How To Sell a Deadlier Bond
How do you introduce audience to a new, tougher, more ruthless version of James Bond? I'm not talking CASINO ROYALE but LICENCE TO KILL. The Permission To Kill blog flashes back to 1998 and the aborted advertising campaigns to sell Timothy Dalton's second go-round as James Bond.
This is what they ultimately went with…
The Plan is Coming Together
Variety reports that the cast is shaping up for the big screen version of my buddy Steve Cannell’s hit series THE A-TEAM. Liam Neeson is taken with the part of Hannibal (George Peppard’s role) and Bradley Cooper is being wooed to play Faceman (Dirk Benedict’s part). No word yet on who is being sought for the roles of Murdock (Dwight Schultz in the original) and “B.A.” Baracus, played by Mr. T. Joe Carnahan is directing, and Ridley Scott is producing with Jules Daly and Cannell from a screenplay by Carnahan, Brian Bloom and Skip Woods.
TV Main Title of the Week
This is one of my favorite main title themes from a very short-lived show. I may have posted this before but its worth repeating.
Living on TV’s Death Row
Writer Josh Friedman, the showrunner of TERMINATOR: THE SARAH CONNOR CHRONCILES, blogs about his final days on the series…and what it's like to be cancelled.

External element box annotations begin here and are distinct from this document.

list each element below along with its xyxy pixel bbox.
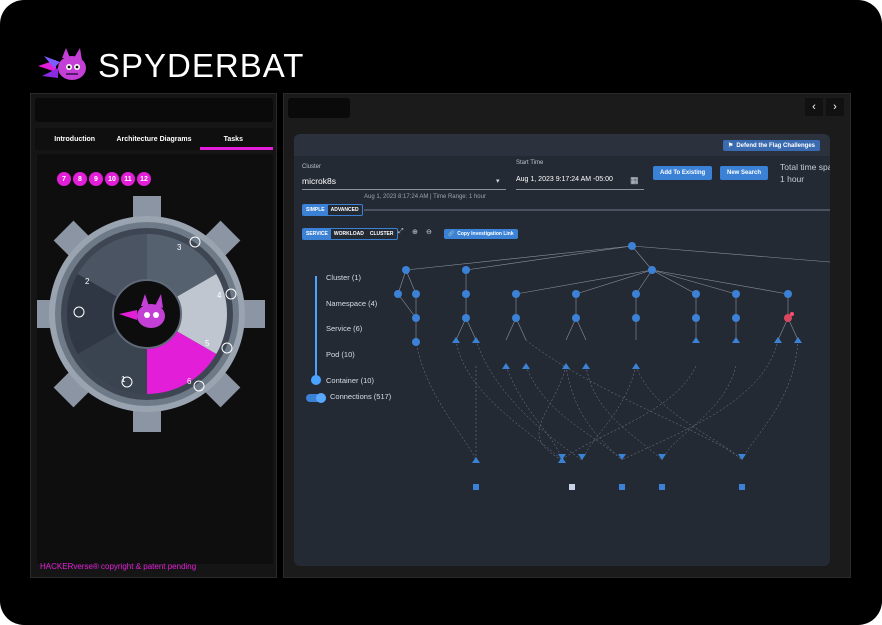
calendar-icon[interactable]: ▦ (630, 175, 639, 186)
fit-screen-icon[interactable]: ⤢ (398, 228, 404, 236)
gear-num-3: 3 (177, 243, 182, 252)
left-tabs: Introduction Architecture Diagrams Tasks (35, 128, 274, 150)
level-slider-knob[interactable] (311, 375, 321, 385)
tab-introduction[interactable]: Introduction (35, 128, 114, 150)
copy-link-label: Copy Investigation Link (457, 231, 514, 237)
time-range-info: Aug 1, 2023 8:17:24 AM | Time Range: 1 h… (364, 194, 486, 200)
gear-num-2: 2 (85, 277, 90, 286)
connections-toggle-knob[interactable] (316, 393, 326, 403)
spyderbat-logo-icon (38, 48, 86, 80)
tab-tasks[interactable]: Tasks (194, 128, 274, 150)
brand-header: SPYDERBAT (36, 46, 304, 86)
time-slider[interactable] (364, 209, 830, 211)
left-panel: Introduction Architecture Diagrams Tasks… (30, 93, 277, 578)
copyright-text: HACKERverse® copyright & patent pending (40, 562, 197, 571)
new-search-button[interactable]: New Search (720, 166, 769, 180)
left-top-bar (35, 98, 273, 122)
start-time-underline (516, 189, 644, 190)
chevron-down-icon[interactable]: ▾ (496, 177, 500, 185)
investigation-view: ⚑ Defend the Flag Challenges Cluster mic… (294, 134, 830, 566)
tasks-content: 7 8 9 10 11 12 3 4 5 6 1 2 (37, 154, 273, 564)
right-tab[interactable] (288, 98, 350, 118)
workload-view-button[interactable]: WORKLOAD (331, 229, 367, 239)
brand-name: SPYDERBAT (98, 47, 305, 84)
task-badge[interactable]: 12 (137, 172, 151, 186)
inner-header: ⚑ Defend the Flag Challenges (294, 134, 830, 156)
gear-num-6: 6 (187, 377, 192, 386)
task-badge[interactable]: 7 (57, 172, 71, 186)
level-slider-track[interactable] (315, 276, 317, 380)
add-to-existing-button[interactable]: Add To Existing (653, 166, 713, 180)
start-time-field[interactable]: Aug 1, 2023 9:17:24 AM -05:00 (516, 176, 613, 183)
task-badge[interactable]: 11 (121, 172, 135, 186)
defend-flag-label: Defend the Flag Challenges (736, 142, 815, 149)
next-button[interactable]: › (826, 98, 844, 116)
gear-num-4: 4 (217, 291, 222, 300)
task-badge[interactable]: 8 (73, 172, 87, 186)
level-service: Service (6) (326, 324, 363, 333)
nav-arrows: ‹ › (805, 98, 844, 116)
level-pod: Pod (10) (326, 350, 355, 359)
total-time-value: 1 hour (780, 174, 805, 184)
simple-mode-button[interactable]: SIMPLE (303, 205, 328, 215)
task-badges: 7 8 9 10 11 12 (57, 172, 151, 186)
cluster-select[interactable]: microk8s (302, 176, 336, 186)
level-namespace: Namespace (4) (326, 299, 378, 308)
cluster-label: Cluster (302, 164, 322, 170)
tab-architecture-diagrams[interactable]: Architecture Diagrams (114, 128, 193, 150)
prev-button[interactable]: ‹ (805, 98, 823, 116)
task-badge[interactable]: 9 (89, 172, 103, 186)
total-time-label: Total time spa (780, 162, 830, 172)
link-icon: 🔗 (448, 231, 455, 237)
task-badge[interactable]: 10 (105, 172, 119, 186)
advanced-mode-button[interactable]: ADVANCED (328, 205, 362, 215)
gear-num-5: 5 (205, 339, 210, 348)
cluster-view-button[interactable]: CLUSTER (367, 229, 397, 239)
cluster-underline (302, 189, 506, 190)
mode-toggle: SIMPLE ADVANCED (302, 204, 363, 216)
level-container: Container (10) (326, 376, 374, 385)
view-toggle: SERVICE WORKLOAD CLUSTER (302, 228, 398, 240)
task-gear-wheel: 3 4 5 6 1 2 (37, 196, 265, 432)
start-time-label: Start Time (516, 160, 544, 166)
connections-label: Connections (517) (330, 392, 392, 401)
level-cluster: Cluster (1) (326, 273, 362, 282)
app-frame: SPYDERBAT Introduction Architecture Diag… (0, 0, 882, 625)
right-panel: ‹ › ⚑ Defend the Flag Challenges Cluster… (283, 93, 851, 578)
zoom-in-icon[interactable]: ⊕ (412, 228, 418, 236)
zoom-out-icon[interactable]: ⊖ (426, 228, 432, 236)
service-view-button[interactable]: SERVICE (303, 229, 331, 239)
flag-icon: ⚑ (727, 143, 734, 149)
defend-flag-button[interactable]: ⚑ Defend the Flag Challenges (722, 140, 820, 151)
copy-link-button[interactable]: 🔗 Copy Investigation Link (444, 229, 518, 239)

Everyone says having your show cancelled is like a death but I've been dead before and at least when you're dead you don't get thrown off the Warner Bros. lot for haunting your old parking space. They probably mean it's like the death of a friend or a family member but that shit only hurts when it's YOUR friend or family member and even then it's mitigated by age, lifestyle and whether that person was a Hollywood friend or a real one and whether that family member left you money.
Losing your show is more like a surprise divorce where you get served papers in the morning and your (ex)wife is fucking Human Target by three in the afternoon using the same time slot your child was conceived in and also where she did that one thing that one time on your birthday.
People say the bright side to losing your show is gaining time to spend with your family but I'm pretty sure that waking up next to your ex-showrunner spouse whom you haven't seen for two and a half years is pretty close to waking up next to that special someone you met the night before at Carlos n' Charlie's in Cancun on Spring Break.
His lengthy post is very funny, bitter, and oh-so-true. I've been in his position, feeling many of the same things that he did, more times than I care to remember…and it never gets any easier or less uncomfortable.
Check Twitter Before Meetings
Last Tuesday, I had a meeting with a showrunner about filling an open writer/producer position on his new series. I learned yesterday, a week later, that he was going with somebody else. That's no big deal, it happens all the time. But here's the twist… it turns out that an hour before my meeting last week, the showrunner tweeted that he'd just made an offer to a guy I'll call "Producer X" and that he was "crossing his fingers" that the offer would be accepted. So when I had my meeting, the showrunner had already decided to go with someone else…and had announced it to the world…but not to me. He was seeing me as, at best, a back-up in the case the other guy passed…which would be fine, if he hadn't already announced publicly that he really wanted somebody else.
But wait, there's more. Last Wednesday morning, the day after our meeting, the showrunner tweeted that he'd just hired Producer X. But he didn't get around to telling my agent it was a pass until yesterday…a full week later. He couldn't wait to tell the world his decision…but blew off my agent for a week.